The morning session discussed what should happen after the conference is done and we return to our daily lives.
Diane Feldman, president and founder of the Feldman Group, a research firm, said the 1965 Voting Rights Act needs to be revised and see what progress has been made so far.
“We can measure progress by people like Shirlene Anderson,” Feldman said. “She is a former Jackson police chief and she is also black.”
Feldman also updated the audience on demographics. She said there was a growth in the younger generation and the United States is growing in terms of race, due to immigration. The panelists took this as a good sign.
Other panelists agreed. Representative Cedric Richmond said the movements need to fight for the best solution.
The question-and-answer session started off well, with people asking general questions and getting answers. Two of our group members, Haley and Raymond, each asked a question to the panel.
Haley’s question addressed injustices to the education system and asked the panelists if an amendment could be made to make 5-12th grade education an affordable law.
Rep. Richmond said that if public college was publicly funded, that would work and he also said that the education system was not broken, but misguided.
Rep. Bennie Thompson said, “public education is only as good as what it offers to the system.”

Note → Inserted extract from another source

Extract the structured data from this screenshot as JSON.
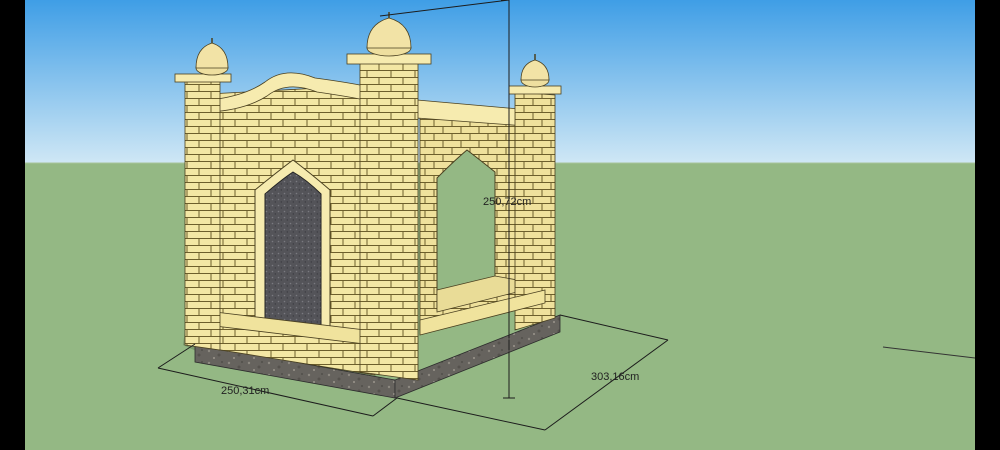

Raymond’s question was about congress representatives experiencing road blocks when changing policies in multiple states like Louisiana because Louisiana uses French code law.
The panelists said, “the laws that pertain to their government aren’t that different. It’s the family and criminal justice system that have different structures.”
Soon, the questions became demands and the panelists struggled to answer the questions calmly and as best they could.
The breaking point came when an older woman with long black dreads in her hair stepped up to the microphone and berated the panelists and the general public about liberties and freedoms.
The moderator let her have the allotted three minutes and then thanked her for her comments. The lady would not leave the microphone so the moderator gently took the microphone from her. Still, she raved on without it. She talked over and interrupted a total of five people and even ran back across the floor to get the microphone to be heard.
Finally, a security officer and a few others managed to calm her down more or less. She was still loudly discussing her topic when we left the gym.
After the conference, we hopped on the bus and explored downtown Jackson.
The first stop on our tour was the home of Medgar Evers, a black man who was murdered in his driveway as he was getting T-shirts out of the trunk. His wife and children were also home at the time but were unharmed as more bullets were fired through the house.
Evers was refused medical attention at the hospital, but then given attention once the doctors knew who he was. Evers applied to the University of Mississippi, but was rejected and he was also the president of the Regional Council of Negro Leadership.
The home was preserved and is now open to the public as a tribute to Evers. The bullet holes have since been covered up, but are marked with crime scene photos from the investigation.
Our next stop was Alexander Hall at Jackson State University. In 1970, Jackson State was the site of an anti-Vietnam War protest and shots were fired that hit Alexander Hall, a women’s dormitory. We were able to find the bullet holes that are still in the wall.
Since we stopped at the capitol of Alabama, we thought it fitting that we also stop at the Mississippi capitol, even though it was pouring rain.
Later, we went to the conference banquet, which was a very formal event. So formal, that the waitresses poured the salad dressing on for you. Fancy, yes? The banquet was full of good food, people that had been speaking at the conference all week and freedom songs.
Tomorrow, we pack out and leave the South.